Lo laico no quita lo decente

AutorFabrizio Mejía Madrid

-¿Para qué un libro sobre el pasado cristero? -le dije para incomodar, mientras lo hojeaba.

-Es sobre el futuro panista -respondió levantando las cejas hirsutas.

Los debates que la semana pasada suscitó la iniciativa de una diputada por Zacatecas para borrar de la Constitución mexicana la frase "separación de Iglesia y Estado" me dejaron un poco perplejo sobre las nociones de laicismo que habitan en las entrañas de nuestros representantes. Más allá de que en esta legislatura han existido iniciativas para dotar de buzones a los hospitales para que por ahí se deslicen bebés no deseados; penas de cárcel para árbitros de futbol vendidos; y, en la CDMX, la propuesta de vender cerveza caliente para desalentar su consumo, no importa tanto el hecho aislado, sino lo que sacó a flote: una confusión de conceptos y de historia nacional.

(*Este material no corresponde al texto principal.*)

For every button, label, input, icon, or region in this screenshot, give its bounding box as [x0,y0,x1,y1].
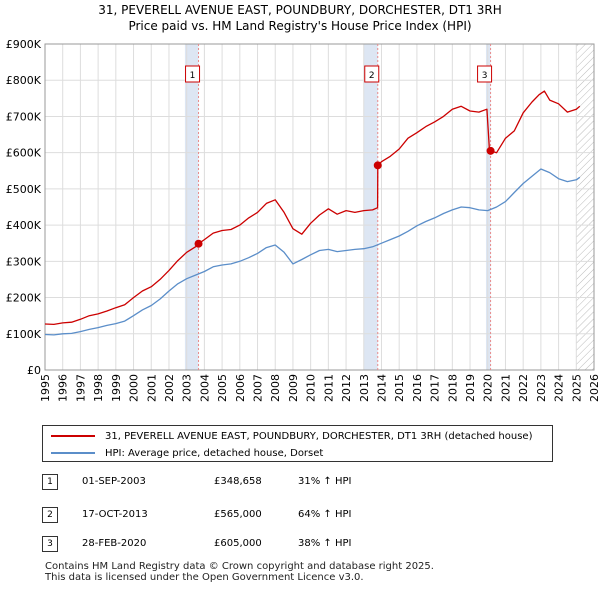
x-tick-label: 2023 [535,374,548,402]
sale-row: 2 17-OCT-2013 £565,000 64% ↑ HPI [42,507,442,525]
future-hatch-region [576,44,594,370]
y-tick-label: £500K [6,183,42,196]
legend-label-hpi: HPI: Average price, detached house, Dors… [105,447,324,459]
sale-row: 1 01-SEP-2003 £348,658 31% ↑ HPI [42,474,442,492]
x-tick-label: 2003 [181,374,194,402]
sale-number-badge: 3 [42,536,58,552]
x-tick-label: 1995 [39,374,52,402]
y-tick-label: £200K [6,292,42,305]
chart-title-line1: 31, PEVERELL AVENUE EAST, POUNDBURY, DOR… [98,3,502,17]
sale-shade-band [363,44,378,370]
sale-price: £348,658 [214,476,262,487]
y-tick-label: £300K [6,255,42,268]
sale-price: £565,000 [214,509,262,520]
sale-number-badge: 2 [42,507,58,523]
x-tick-label: 2005 [216,374,229,402]
x-tick-label: 2012 [340,374,353,402]
sale-row: 3 28-FEB-2020 £605,000 38% ↑ HPI [42,536,442,554]
legend: 31, PEVERELL AVENUE EAST, POUNDBURY, DOR… [42,425,553,462]
x-tick-label: 2015 [393,374,406,402]
legend-swatch-property [51,435,95,437]
sale-date: 01-SEP-2003 [82,476,146,487]
sale-hpi-diff: 38% ↑ HPI [298,538,352,549]
x-tick-label: 2019 [464,374,477,402]
chart-title: 31, PEVERELL AVENUE EAST, POUNDBURY, DOR… [0,2,600,34]
sale-point [373,161,382,170]
x-tick-label: 2002 [163,374,176,402]
x-tick-label: 2004 [198,374,211,402]
x-tick-label: 2000 [128,374,141,402]
y-tick-label: £0 [27,364,41,377]
y-tick-label: £600K [6,147,42,160]
x-tick-label: 2001 [145,374,158,402]
sale-hpi-diff: 31% ↑ HPI [298,476,352,487]
sale-label-box [185,65,201,83]
x-tick-label: 2006 [234,374,247,402]
sale-label-number: 3 [482,71,488,81]
legend-label-property: 31, PEVERELL AVENUE EAST, POUNDBURY, DOR… [105,430,533,442]
footer: Contains HM Land Registry data © Crown c… [45,561,434,583]
sale-number-badge: 1 [42,474,58,490]
x-tick-label: 1998 [92,374,105,402]
x-tick-label: 1999 [110,374,123,402]
sale-date: 17-OCT-2013 [82,509,148,520]
y-tick-label: £100K [6,328,42,341]
sale-price: £605,000 [214,538,262,549]
sale-point [194,239,203,248]
footer-copyright: Contains HM Land Registry data © Crown c… [45,561,434,572]
x-tick-label: 2021 [499,374,512,402]
sale-date: 28-FEB-2020 [82,538,147,549]
x-tick-label: 2011 [322,374,335,402]
x-tick-label: 2025 [570,374,583,402]
sale-hpi-diff: 64% ↑ HPI [298,509,352,520]
x-tick-label: 2016 [411,374,424,402]
sale-point [486,146,495,155]
footer-licence: This data is licensed under the Open Gov… [45,572,364,583]
x-tick-label: 2018 [446,374,459,402]
y-tick-label: £900K [6,38,42,51]
chart-title-line2: Price paid vs. HM Land Registry's House … [128,19,472,33]
x-tick-label: 2009 [287,374,300,402]
hpi-line [44,168,581,336]
x-tick-label: 2010 [305,374,318,402]
sale-label-box [364,65,380,83]
x-tick-label: 1996 [57,374,70,402]
sale-label-number: 2 [369,71,375,81]
x-tick-label: 2024 [553,374,566,402]
sale-shade-band [184,44,199,370]
sale-shade-band [485,44,491,370]
price-chart: £0 £100K £200K £300K £400K £500K £600K £700K £80… [6,38,600,402]
legend-item-hpi: HPI: Average price, detached house, Dors… [51,446,323,460]
y-tick-label: £800K [6,74,42,87]
x-tick-label: 2022 [517,374,530,402]
x-tick-label: 2017 [429,374,442,402]
x-tick-label: 2026 [588,374,600,402]
legend-item-property: 31, PEVERELL AVENUE EAST, POUNDBURY, DOR… [51,429,532,443]
sale-label-number: 1 [190,71,196,81]
x-tick-label: 2014 [375,374,388,402]
legend-swatch-hpi [51,452,95,454]
x-tick-label: 1997 [74,374,87,402]
property-price-line [44,90,581,326]
x-tick-label: 2020 [482,374,495,402]
x-tick-label: 2007 [252,374,265,402]
x-tick-label: 2008 [269,374,282,402]
x-tick-label: 2013 [358,374,371,402]
plot-border [44,43,595,371]
y-tick-label: £700K [6,110,42,123]
plot-area [45,44,594,370]
y-tick-label: £400K [6,219,42,232]
sale-label-box [477,65,493,83]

  1. El Estado laico es uno sin religión, no uno -como pretenden algunos despistados- que incluya a todas las religiones. Se debe a las guerras de religiones en Europa, entre protestantes y católicos, y de éstos contra el Islam. El Estado se construye entonces, no en lo que divide tan enfáticamente a sus ciudadanos, sino ante lo que los hace iguales: su estatus de seres humanos, sus derechos humanos. El Estado es neutral en las creencias personales y activo en la protección de sus derechos comunes. Así de simple. La idea de un Estado que cobije todas las creencias nos devuelve al origen del conflicto: Marsilio de Padua, en el siglo XIV, ya veía como un problema el que un soberano decidiera sobre la verdad divina obligando a sus súbditos a creer en ella, so pena de ser castigados. La reserva de Marsilio era todavía teológica: ¿cómo puede ser verdadera una creencia coaccionada? Y, más aún, ¿cómo una autoridad podía abrogarse esa verdad divina sin cometer un pecado de soberbia? Tarde o temprano, el asunto acaba siendo el mismo desde hace siete siglos: ¿cuáles religiones debe adoptar el Estado? ¿Cuántas son todas?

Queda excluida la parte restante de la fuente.